Footbridge stairwell deemed unsafe

Earlier this semester, the Massachusetts Department of Transportation closed a stairway leading to the Route 9 footbridge after one of the concrete steps broke off.

According to an email from MassDOT spokesperson Amanda Richard, MassDOT – which is responsible for the maintenance of the pedestrian crossing – closed the stairway after “inspection confirmed reports of the poor condition of concrete stairs, raising concerns with safety.”

Junior Morgan Asta has started a petition that urging the DOT to replace the entire bridge. Asta said she has collected 200 signatures from both students and faculty.

Asta said she believes that the bridge needs to be repaired because it does not seem safe. “You can feel the whole thing move when a car drives underneath,” she said.

Asta added that she believes the bridge does not meet safety requirements for a structure of its type.

In her email, Richard said, “MassDOT will recommend initiating a project for replacing the bridge” after replacing the stairs this summer.

However, the proposal to replace the stairs is not the only plan the DOT is looking at to improve route 9 pedestrian traffic. Another proposal attempting to solve the problem suggests the installation of a pedestrian crosswalk further down route 9 at Maynard road.

MassDOT spokesperson Michael Verseckes said that although each project may be planned and funded separately, there is a possibility that one might take precedence over the other, though it isn’t clear which would be the priority.

As of right now, the footbridge itself is still accessible via a handicapped ramp located near the stairs. However, some students believe that the decision to close the stairs came too late.

Graduate student Nick Magliozzi said he has not used the stairs in “a couple of years, but even back then, they didn’t feel safe.” He added that he believes the entire structure “was not very good,” and that he was not surprised that an entire stair crumbled off the stairway. “I always took the handicapped ramp anyway.”
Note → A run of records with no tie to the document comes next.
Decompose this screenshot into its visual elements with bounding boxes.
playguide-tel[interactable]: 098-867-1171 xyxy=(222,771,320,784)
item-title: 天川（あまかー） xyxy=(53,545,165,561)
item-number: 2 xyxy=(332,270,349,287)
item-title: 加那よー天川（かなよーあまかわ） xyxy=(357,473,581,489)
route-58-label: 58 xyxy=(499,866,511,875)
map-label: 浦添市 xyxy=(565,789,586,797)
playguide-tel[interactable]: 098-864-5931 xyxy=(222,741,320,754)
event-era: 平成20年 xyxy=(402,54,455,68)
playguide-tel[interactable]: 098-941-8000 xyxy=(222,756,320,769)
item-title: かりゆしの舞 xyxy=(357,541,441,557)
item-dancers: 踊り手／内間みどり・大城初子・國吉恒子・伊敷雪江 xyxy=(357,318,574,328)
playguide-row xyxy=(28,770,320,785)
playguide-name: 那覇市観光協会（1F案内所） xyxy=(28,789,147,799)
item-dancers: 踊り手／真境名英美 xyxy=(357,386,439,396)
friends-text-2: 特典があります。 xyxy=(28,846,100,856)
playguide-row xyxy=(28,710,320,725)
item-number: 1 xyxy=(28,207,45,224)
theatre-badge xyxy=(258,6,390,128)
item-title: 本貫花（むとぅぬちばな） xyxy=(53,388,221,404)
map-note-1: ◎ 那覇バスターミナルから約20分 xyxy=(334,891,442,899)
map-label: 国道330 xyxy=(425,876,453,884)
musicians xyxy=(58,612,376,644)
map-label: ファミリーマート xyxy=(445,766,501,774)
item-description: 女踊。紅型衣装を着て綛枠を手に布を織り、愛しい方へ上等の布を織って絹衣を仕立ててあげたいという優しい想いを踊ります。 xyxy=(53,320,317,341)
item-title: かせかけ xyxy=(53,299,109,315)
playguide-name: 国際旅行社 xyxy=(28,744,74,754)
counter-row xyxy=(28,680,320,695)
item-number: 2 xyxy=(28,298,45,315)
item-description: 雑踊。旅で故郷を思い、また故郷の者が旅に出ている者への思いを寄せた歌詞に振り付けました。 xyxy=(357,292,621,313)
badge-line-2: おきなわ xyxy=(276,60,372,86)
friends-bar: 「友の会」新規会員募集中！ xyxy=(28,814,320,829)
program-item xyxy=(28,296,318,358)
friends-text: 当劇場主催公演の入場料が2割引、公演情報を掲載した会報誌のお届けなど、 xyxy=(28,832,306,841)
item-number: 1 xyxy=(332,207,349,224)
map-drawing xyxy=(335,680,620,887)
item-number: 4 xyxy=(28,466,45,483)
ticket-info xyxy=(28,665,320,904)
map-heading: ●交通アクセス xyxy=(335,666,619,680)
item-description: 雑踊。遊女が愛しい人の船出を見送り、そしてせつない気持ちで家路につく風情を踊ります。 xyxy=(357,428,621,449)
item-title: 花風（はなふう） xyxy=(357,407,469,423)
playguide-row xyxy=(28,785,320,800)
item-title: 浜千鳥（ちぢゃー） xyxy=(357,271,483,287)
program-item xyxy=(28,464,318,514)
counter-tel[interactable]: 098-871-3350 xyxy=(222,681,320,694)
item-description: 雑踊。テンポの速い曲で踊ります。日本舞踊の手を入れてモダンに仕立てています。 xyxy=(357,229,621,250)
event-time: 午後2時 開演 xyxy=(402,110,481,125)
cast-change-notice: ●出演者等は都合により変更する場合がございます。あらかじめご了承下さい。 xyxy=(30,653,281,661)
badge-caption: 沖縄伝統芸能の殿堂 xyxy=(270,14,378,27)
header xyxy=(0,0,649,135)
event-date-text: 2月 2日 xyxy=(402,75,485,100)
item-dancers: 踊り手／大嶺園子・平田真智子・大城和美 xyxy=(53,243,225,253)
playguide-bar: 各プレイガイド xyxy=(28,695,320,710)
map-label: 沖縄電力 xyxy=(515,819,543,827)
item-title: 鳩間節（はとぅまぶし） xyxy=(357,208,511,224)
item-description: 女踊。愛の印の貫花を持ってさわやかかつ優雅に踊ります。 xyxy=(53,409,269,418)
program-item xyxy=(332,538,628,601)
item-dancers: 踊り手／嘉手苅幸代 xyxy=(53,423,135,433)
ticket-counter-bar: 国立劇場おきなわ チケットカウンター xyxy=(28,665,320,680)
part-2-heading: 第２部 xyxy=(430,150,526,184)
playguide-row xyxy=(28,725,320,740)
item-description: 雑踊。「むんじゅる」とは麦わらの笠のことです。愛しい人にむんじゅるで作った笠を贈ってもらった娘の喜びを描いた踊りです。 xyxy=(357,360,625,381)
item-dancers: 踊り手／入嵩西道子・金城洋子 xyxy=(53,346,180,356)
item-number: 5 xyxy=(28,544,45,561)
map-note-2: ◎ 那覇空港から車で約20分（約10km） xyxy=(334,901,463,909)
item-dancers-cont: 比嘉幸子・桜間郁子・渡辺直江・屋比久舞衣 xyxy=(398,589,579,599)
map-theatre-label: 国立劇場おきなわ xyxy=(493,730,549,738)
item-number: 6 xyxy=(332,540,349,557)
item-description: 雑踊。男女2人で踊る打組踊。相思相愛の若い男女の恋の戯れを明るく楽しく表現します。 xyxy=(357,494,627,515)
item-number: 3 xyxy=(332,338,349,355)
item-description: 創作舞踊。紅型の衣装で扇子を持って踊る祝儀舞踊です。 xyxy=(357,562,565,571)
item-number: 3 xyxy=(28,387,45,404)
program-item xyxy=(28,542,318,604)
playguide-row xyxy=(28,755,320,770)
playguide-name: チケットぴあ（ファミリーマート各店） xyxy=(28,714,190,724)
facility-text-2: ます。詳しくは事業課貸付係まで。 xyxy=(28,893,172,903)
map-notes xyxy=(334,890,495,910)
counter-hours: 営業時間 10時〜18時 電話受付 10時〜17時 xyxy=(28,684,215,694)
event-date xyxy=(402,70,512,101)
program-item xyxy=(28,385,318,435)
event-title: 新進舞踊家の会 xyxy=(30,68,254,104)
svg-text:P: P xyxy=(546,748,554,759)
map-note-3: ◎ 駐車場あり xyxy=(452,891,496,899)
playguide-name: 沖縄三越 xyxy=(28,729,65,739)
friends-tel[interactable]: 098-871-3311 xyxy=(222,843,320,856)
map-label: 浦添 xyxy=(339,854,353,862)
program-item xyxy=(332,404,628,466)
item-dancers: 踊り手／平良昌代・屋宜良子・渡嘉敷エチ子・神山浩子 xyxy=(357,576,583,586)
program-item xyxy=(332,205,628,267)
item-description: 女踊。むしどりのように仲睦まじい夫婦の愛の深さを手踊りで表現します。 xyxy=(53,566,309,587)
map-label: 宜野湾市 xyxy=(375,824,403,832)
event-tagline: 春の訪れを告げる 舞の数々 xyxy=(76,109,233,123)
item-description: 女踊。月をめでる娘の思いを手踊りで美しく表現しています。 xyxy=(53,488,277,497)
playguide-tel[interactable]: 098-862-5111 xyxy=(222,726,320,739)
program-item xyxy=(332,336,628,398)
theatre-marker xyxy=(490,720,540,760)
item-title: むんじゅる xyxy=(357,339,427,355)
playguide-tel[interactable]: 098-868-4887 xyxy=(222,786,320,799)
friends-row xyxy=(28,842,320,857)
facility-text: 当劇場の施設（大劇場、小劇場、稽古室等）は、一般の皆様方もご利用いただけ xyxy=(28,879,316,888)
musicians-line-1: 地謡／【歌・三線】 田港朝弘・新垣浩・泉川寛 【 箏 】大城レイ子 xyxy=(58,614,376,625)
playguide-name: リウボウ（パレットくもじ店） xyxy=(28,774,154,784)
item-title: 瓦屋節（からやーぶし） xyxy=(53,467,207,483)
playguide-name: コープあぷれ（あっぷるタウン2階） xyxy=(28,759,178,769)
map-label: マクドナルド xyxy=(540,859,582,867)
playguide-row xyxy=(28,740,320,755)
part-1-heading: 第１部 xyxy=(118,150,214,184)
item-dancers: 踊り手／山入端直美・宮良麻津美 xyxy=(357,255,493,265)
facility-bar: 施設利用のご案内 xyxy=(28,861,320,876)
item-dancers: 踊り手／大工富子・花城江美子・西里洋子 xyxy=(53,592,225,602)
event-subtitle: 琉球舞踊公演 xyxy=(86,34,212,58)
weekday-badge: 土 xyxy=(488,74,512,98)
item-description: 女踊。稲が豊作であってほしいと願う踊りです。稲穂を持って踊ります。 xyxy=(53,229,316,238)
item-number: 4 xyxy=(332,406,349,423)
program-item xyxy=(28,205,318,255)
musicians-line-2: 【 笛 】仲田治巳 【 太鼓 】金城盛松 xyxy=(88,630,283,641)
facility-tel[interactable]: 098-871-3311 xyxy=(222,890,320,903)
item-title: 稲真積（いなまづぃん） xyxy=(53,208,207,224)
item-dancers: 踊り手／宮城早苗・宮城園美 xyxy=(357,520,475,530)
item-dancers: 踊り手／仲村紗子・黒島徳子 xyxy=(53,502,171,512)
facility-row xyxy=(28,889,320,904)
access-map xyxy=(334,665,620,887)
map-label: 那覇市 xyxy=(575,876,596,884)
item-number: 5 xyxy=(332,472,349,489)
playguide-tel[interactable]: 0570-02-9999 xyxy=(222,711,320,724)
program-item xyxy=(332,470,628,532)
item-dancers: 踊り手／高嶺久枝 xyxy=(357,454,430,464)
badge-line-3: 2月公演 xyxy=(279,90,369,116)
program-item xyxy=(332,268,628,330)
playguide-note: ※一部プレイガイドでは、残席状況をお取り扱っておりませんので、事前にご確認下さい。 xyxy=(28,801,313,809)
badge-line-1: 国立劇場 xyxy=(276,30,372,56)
Nicole Gonzalves, a senior, said, “The stairs have been pretty messed up,” and even before they were closed, she almost fell off of them “a few times.”

Sophomore Sam Stratton said, “You know, if a stair fell off, they probably should have done it earlier.”

Senior Don Freedman said he does not believe the bridge complies with regulations. Freedman stated he believed that the steepness and height of the stairs are “wacky” and added, “I don’t know if they are regulation – I just don’t know if they comply.”

Some students said they were concerned is the bridge was falling apart in one place, other parts of the bridge might potentially fall apart as well – a worry Verseckes said is a “logical concern for students to have.”

Senior Vice President Dale Hamel said in the past, FSU has contacted the DOT with any safety concerns the University has had with the bridge and the DOT “has been responsible about coming out and repairing the bridge over the years.” He added that this time, when the DOT was called to repair the stairs, it was decided that the repairs could not be made and the stairs were closed to the public.

Hamel added that he believes “any efforts by students to highlight these safety issues will be beneficial.”

Senior Diana McDonald said she believes that “shutting down those stairs and deciding to repair them was long overdue.”

She added when she uses the footbridge, “I don’t feel safe. There is no real sidewalk, and the stairs were always really steep. … That footbridge is kind of a pain in the ass.”